Richard fancied he preferred the bringing up he had had, but he said nothing. Indeed he could make nothing of the whole business. How was it that, if sir Wilton had done his mother no wrong, his mother was the wife of John Tuke? He was bewildered.
“You wouldn’t like to learn Greek, then?” said his father.
“Yes, sir; indeed I should!”
“Why don’t you say so then? I never saw such a block! I say you shall learn Greek!—Why do you stand there looking like a dead oyster?”
“I beg your pardon, sir! May I have the other cheque?”
“What other cheque?”
“The cheque there for my brother and sister, sir,” answered Richard, pointing to it where the baronet had laid it, on the other side of him.
“Brother and sister!”
“The Mansons, sir,” persisted Richard.
“Oh, give them the cheque and be damned to them!
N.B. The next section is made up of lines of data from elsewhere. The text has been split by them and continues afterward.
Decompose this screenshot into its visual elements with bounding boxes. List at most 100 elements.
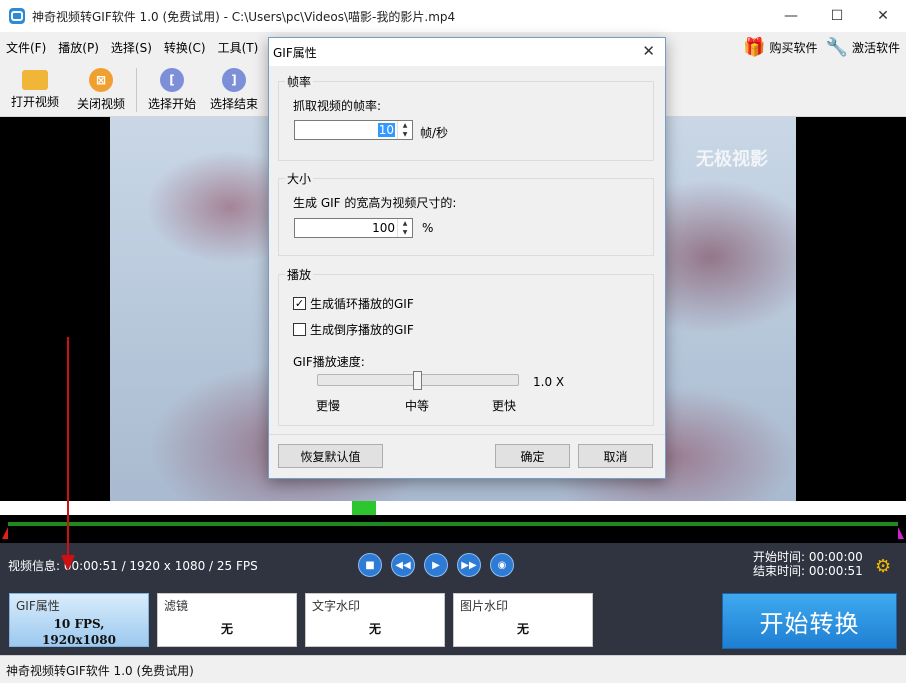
- close-video-label: 关闭视频: [76, 96, 125, 111]
- gif-size: 1920x1080: [42, 633, 116, 647]
- reset-defaults-button[interactable]: 恢复默认值: [278, 444, 383, 468]
- spin-up-icon[interactable]: ▲: [398, 219, 412, 228]
- speed-mid-label: 中等: [405, 399, 430, 413]
- gif-panel-title: GIF属性: [16, 599, 60, 613]
- filter-panel[interactable]: 滤镜 无: [157, 593, 297, 647]
- image-watermark-value: 无: [516, 622, 529, 636]
- playhead-marker[interactable]: [352, 501, 376, 515]
- stop-icon: ■: [365, 559, 375, 571]
- menu-select[interactable]: 选择(S): [105, 39, 158, 56]
- end-time: 结束时间: 00:00:51: [753, 564, 863, 578]
- size-unit: %: [422, 221, 434, 235]
- stop-button[interactable]: ■: [358, 553, 382, 577]
- size-spinner[interactable]: 100 ▲ ▼: [294, 218, 413, 238]
- menu-file[interactable]: 文件(F): [0, 39, 52, 56]
- size-label: 生成 GIF 的宽高为视频尺寸的:: [293, 196, 457, 210]
- app-icon: [9, 8, 25, 24]
- select-end-button[interactable]: ] 选择结束: [203, 62, 265, 117]
- reverse-checkbox-box[interactable]: [293, 323, 306, 336]
- activate-software-label: 激活软件: [851, 40, 900, 55]
- size-group: [278, 178, 654, 256]
- camera-icon: ◉: [497, 559, 507, 571]
- filter-panel-value: 无: [220, 622, 233, 636]
- timeline-track[interactable]: [0, 501, 906, 515]
- open-video-button[interactable]: 打开视频: [0, 62, 70, 117]
- dialog-title: GIF属性: [273, 46, 317, 60]
- range-start-handle[interactable]: [2, 527, 8, 539]
- start-convert-button[interactable]: 开始转换: [722, 593, 897, 649]
- frame-rate-arrows[interactable]: ▲ ▼: [397, 121, 412, 139]
- select-start-button[interactable]: [ 选择开始: [141, 62, 203, 117]
- spin-down-icon[interactable]: ▼: [398, 130, 412, 139]
- select-end-icon: ]: [222, 67, 246, 92]
- timeline[interactable]: [0, 501, 906, 543]
- key-icon: 🔧: [825, 36, 848, 58]
- close-window-button[interactable]: ✕: [860, 0, 906, 32]
- gift-icon: 🎁: [743, 36, 766, 58]
- video-watermark: 无极视影: [696, 149, 768, 170]
- menu-tools[interactable]: 工具(T): [212, 39, 265, 56]
- size-value: 100: [372, 221, 395, 235]
- frame-rate-group-label: 帧率: [285, 73, 314, 90]
- rewind-icon: ◀◀: [395, 559, 411, 571]
- frame-rate-value: 10: [377, 123, 395, 137]
- dialog-title-bar: GIF属性 ✕: [269, 38, 665, 66]
- window-title: 神奇视频转GIF软件 1.0 (免费试用) - C:\Users\pc\Vide…: [32, 9, 456, 24]
- menu-play[interactable]: 播放(P): [52, 39, 105, 56]
- frame-rate-unit: 帧/秒: [420, 126, 449, 140]
- speed-slider-thumb[interactable]: [413, 371, 422, 390]
- rewind-button[interactable]: ◀◀: [391, 553, 415, 577]
- maximize-button[interactable]: ☐: [814, 0, 860, 32]
- select-end-label: 选择结束: [209, 96, 258, 111]
- playback-group-label: 播放: [285, 266, 314, 283]
- menu-convert[interactable]: 转换(C): [158, 39, 212, 56]
- gif-properties-dialog: GIF属性 ✕ 帧率 抓取视频的帧率: 10 ▲ ▼ 帧/秒 大小 生成 GIF…: [268, 37, 666, 479]
- buy-software-button[interactable]: 🎁 购买软件: [743, 37, 817, 58]
- speed-slow-label: 更慢: [316, 399, 341, 413]
- selection-range-bar: [8, 522, 898, 526]
- spin-down-icon[interactable]: ▼: [398, 228, 412, 237]
- gif-panel-value: 10 FPS, 1920x1080: [10, 616, 148, 648]
- forward-icon: ▶▶: [461, 559, 477, 571]
- play-button[interactable]: ▶: [424, 553, 448, 577]
- dialog-separator: [269, 434, 665, 435]
- close-video-button[interactable]: ⊠ 关闭视频: [70, 62, 132, 117]
- select-start-label: 选择开始: [147, 96, 196, 111]
- text-watermark-value: 无: [368, 622, 381, 636]
- loop-checkbox-box[interactable]: ✓: [293, 297, 306, 310]
- menu-right: 🎁 购买软件 🔧 激活软件: [743, 32, 900, 62]
- cancel-button[interactable]: 取消: [578, 444, 653, 468]
- text-watermark-panel[interactable]: 文字水印 无: [305, 593, 445, 647]
- play-icon: ▶: [432, 559, 440, 571]
- image-watermark-title: 图片水印: [460, 599, 509, 613]
- annotation-arrow-head: [61, 555, 75, 571]
- size-group-label: 大小: [285, 170, 314, 187]
- reverse-checkbox[interactable]: 生成倒序播放的GIF: [293, 321, 414, 338]
- video-info: 视频信息: 00:00:51 / 1920 x 1080 / 25 FPS: [8, 559, 258, 573]
- forward-button[interactable]: ▶▶: [457, 553, 481, 577]
- loop-checkbox[interactable]: ✓ 生成循环播放的GIF: [293, 295, 414, 312]
- window-controls: — ☐ ✕: [768, 0, 906, 32]
- ok-button[interactable]: 确定: [495, 444, 570, 468]
- frame-rate-label: 抓取视频的帧率:: [293, 99, 382, 113]
- snapshot-button[interactable]: ◉: [490, 553, 514, 577]
- gif-properties-panel[interactable]: GIF属性 10 FPS, 1920x1080: [9, 593, 149, 647]
- close-video-icon: ⊠: [89, 67, 113, 92]
- image-watermark-panel[interactable]: 图片水印 无: [453, 593, 593, 647]
- spin-up-icon[interactable]: ▲: [398, 121, 412, 130]
- reverse-checkbox-label: 生成倒序播放的GIF: [310, 323, 414, 337]
- status-bar: 神奇视频转GIF软件 1.0 (免费试用): [0, 655, 906, 683]
- player-controls: ■ ◀◀ ▶ ▶▶ ◉: [358, 553, 514, 577]
- frame-rate-spinner[interactable]: 10 ▲ ▼: [294, 120, 413, 140]
- minimize-button[interactable]: —: [768, 0, 814, 32]
- speed-value: 1.0 X: [533, 375, 565, 389]
- toolbar-separator: [136, 68, 137, 112]
- text-watermark-title: 文字水印: [312, 599, 361, 613]
- dialog-close-icon[interactable]: ✕: [642, 42, 655, 60]
- size-arrows[interactable]: ▲ ▼: [397, 219, 412, 237]
- gear-icon[interactable]: ⚙: [875, 556, 891, 577]
- range-end-handle[interactable]: [898, 527, 904, 539]
- select-start-icon: [: [160, 67, 184, 92]
- activate-software-button[interactable]: 🔧 激活软件: [826, 37, 900, 58]
- start-time: 开始时间: 00:00:00: [753, 550, 863, 564]
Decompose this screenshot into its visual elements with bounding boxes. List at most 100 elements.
But remember they’re no brother and sister of yours, and must never be alluded to as such, or as persons you have any knowledge of. When you’ve given them that,”—he pointed to the cheque which still lay beside him—“you drop their acquaintance.”
“That I cannot do, sir.”
“There’s a good beginning now! But I might have expected it!—You tell me to my face you won’t do what I order you?”